Yes, this doc is accurate. In 1.5, you can install with legacy helm charts, which will install galley, pilot, etc, or you can install using the new charts or operator, which will install istiod. Upgrading your install from microservices (galley, pilot, etc) to istiod is not fully supported until 1.6.
Okay, just wasn’t sure if it was expected to deprecate 1.4 install methods moving forward since it’s in the 1.4 docs.
Also, is there any helm repo for the istio operator that we can pull? It’s going to be very cumbersome to manually cherrypick that chart just to get to the latest operator.
Thank you for this detailed explanation, @Mitch_Connors.
We are hoping to migrate to the Istio operator in 1.6 - will the istio-operator Helm chart be published to the Istio Helm chart repository? That would be valuable for users that want to continue using Helm as a declarative deployment tool.
Hi, the istio-operator chart can be found in the release tar under install/kubernetes/operator/charts/istio-operator, and for 1.6 onwards it’s under manifests/charts/istio-operator.
1.4 users have to either stick with using helm install for 1.5 (using the old charts) or completely reinstall with istioctl or operator. For 1.6, it will be possible to migrate smoothly because there will be the ability to have multiple control plane versions run side by side and roll over the data plane from one to the other.
I don’t think that’s correct, the operator does support multiple control planes in 1.6. Maybe @sdake is thinking of additional features we had planned in the operator, like enhancements for rolling over between different revisions, or else I may be missing something. istioctl and operator have always used the same templates and now use largely the same code both to generate the manifests and actuate the changes in the cluster, so I’d be surprised if their behavior was different.
However, when I do install via istioctl using the istioctl manifest apply method, there looks to be an “installed-state” IstioOperator in istio-system. So is it actually using the IstioOperator? This is just a little confusing to me because I installed Istio using the non-operator method so I wondered if I’m misunderstanding something.
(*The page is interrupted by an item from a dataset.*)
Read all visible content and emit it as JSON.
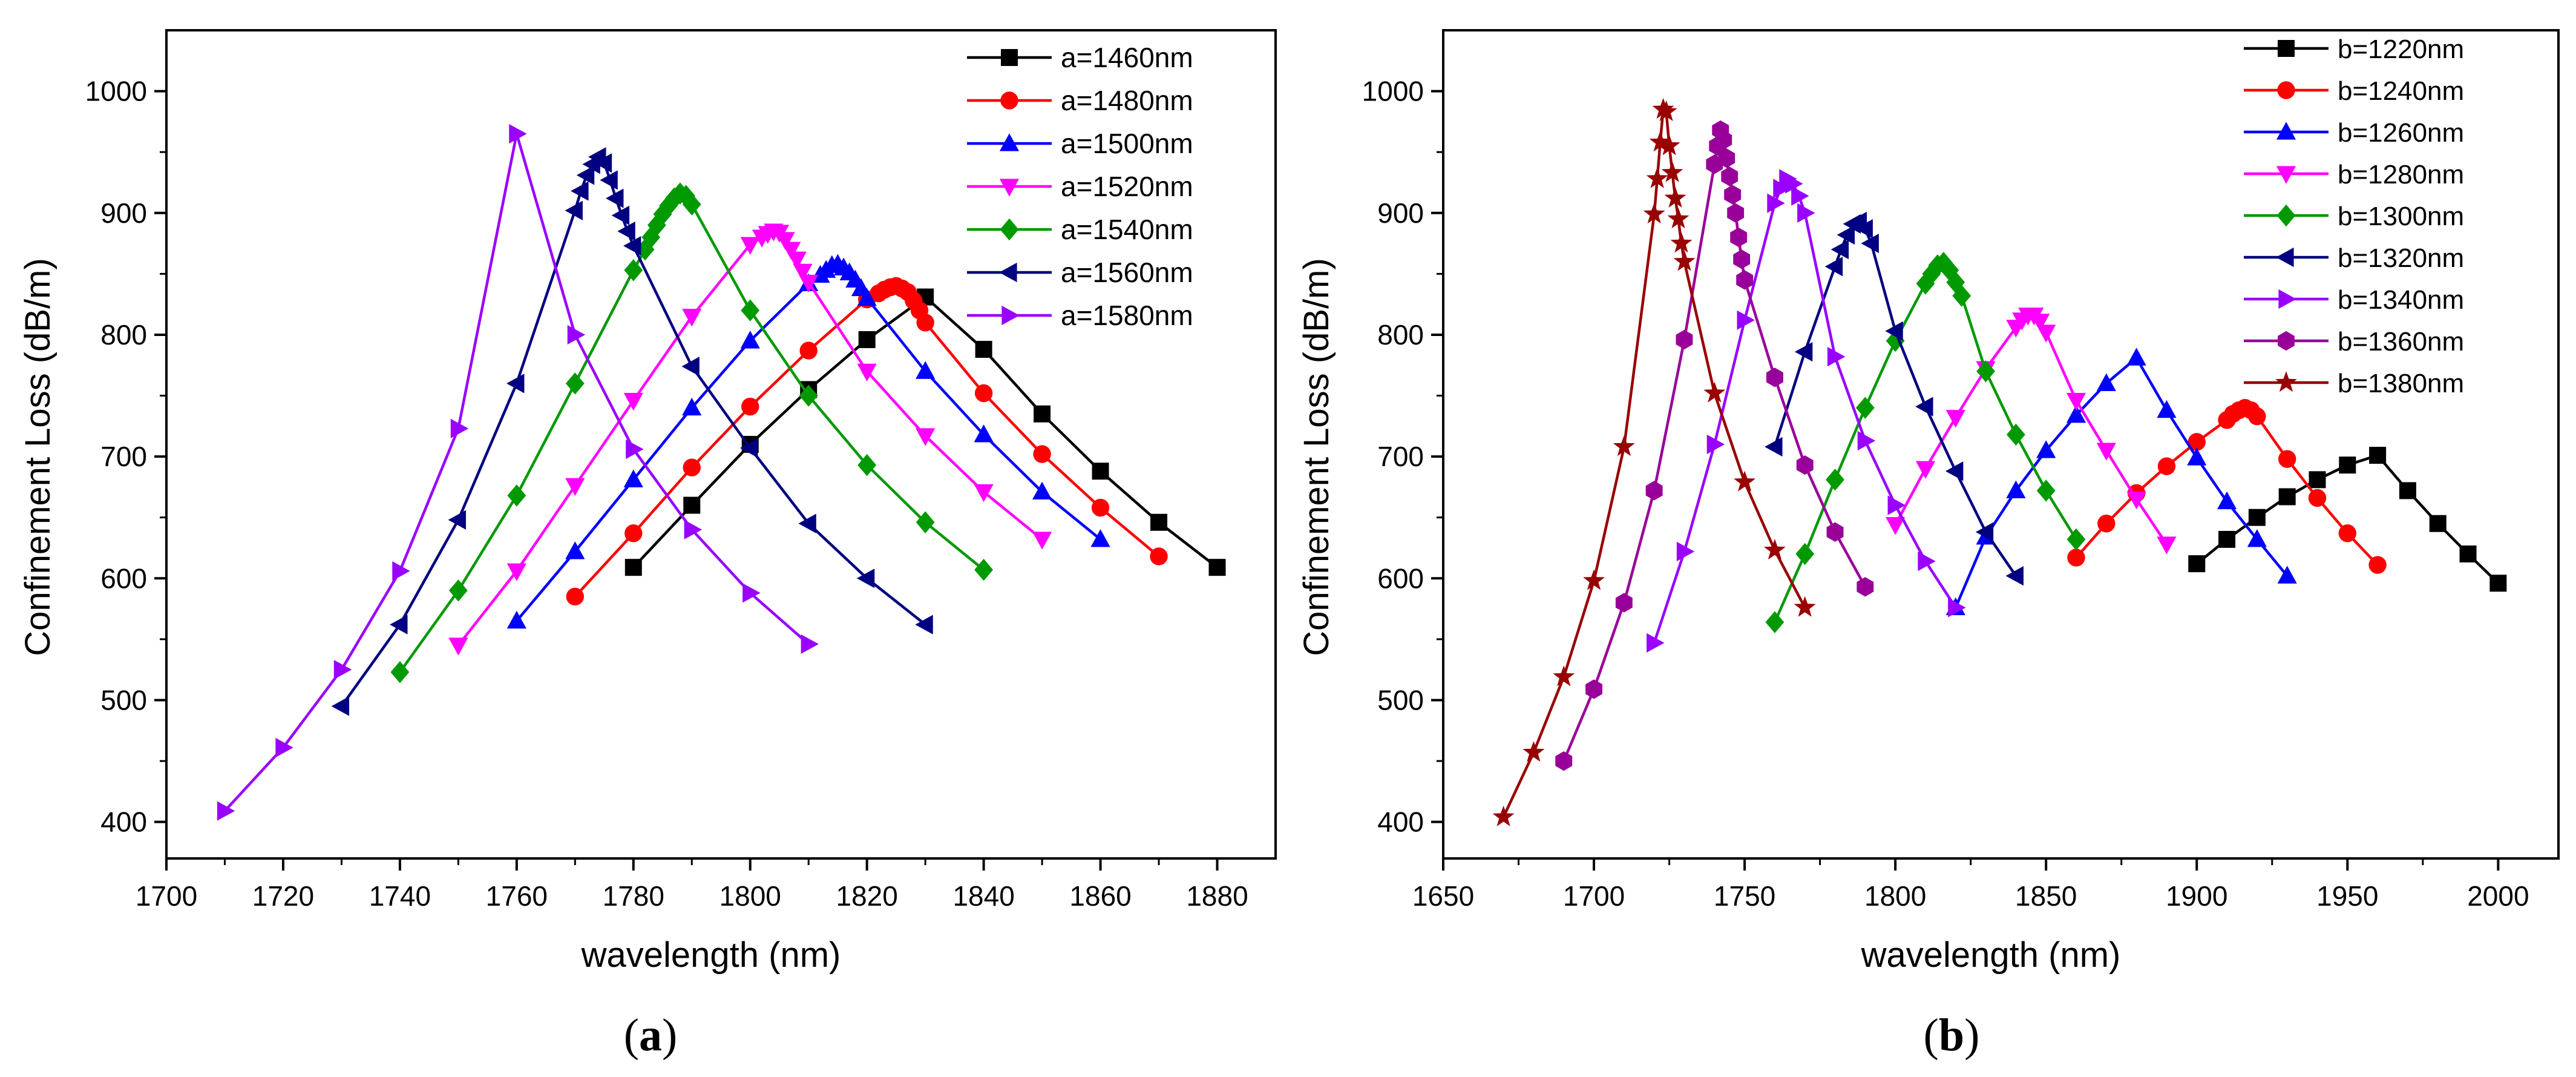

Also, it looks like there are a number of ways to install with istioctl: istioctl manifest apply, istioctl manifest generate then apply with kubectl, istioctl profile dump then apply with kubectl, istioctl install, and Helm. From previous Istio releases, I’m most familiar with the Helm install method; however, I’d like to use whatever the go-forward recommendation is.
What’s the recommended installation approach where I have a more configuration granularity than simply setting a profile, and allow me to set tune specific parameters in the form of a config file (without saving off gigantic yaml files from istioctl generate). Basically what is the modern equivalent of the the Helm values.yaml file? I saw that it looks like you could define an IstioOperator object to give you a good amount of configurability, but I wasn’t sure if I should be using that given the aforementioned warning in the docs about using the IstioOperator in production.
I’d be very grateful for any clarification you have to offer regarding this.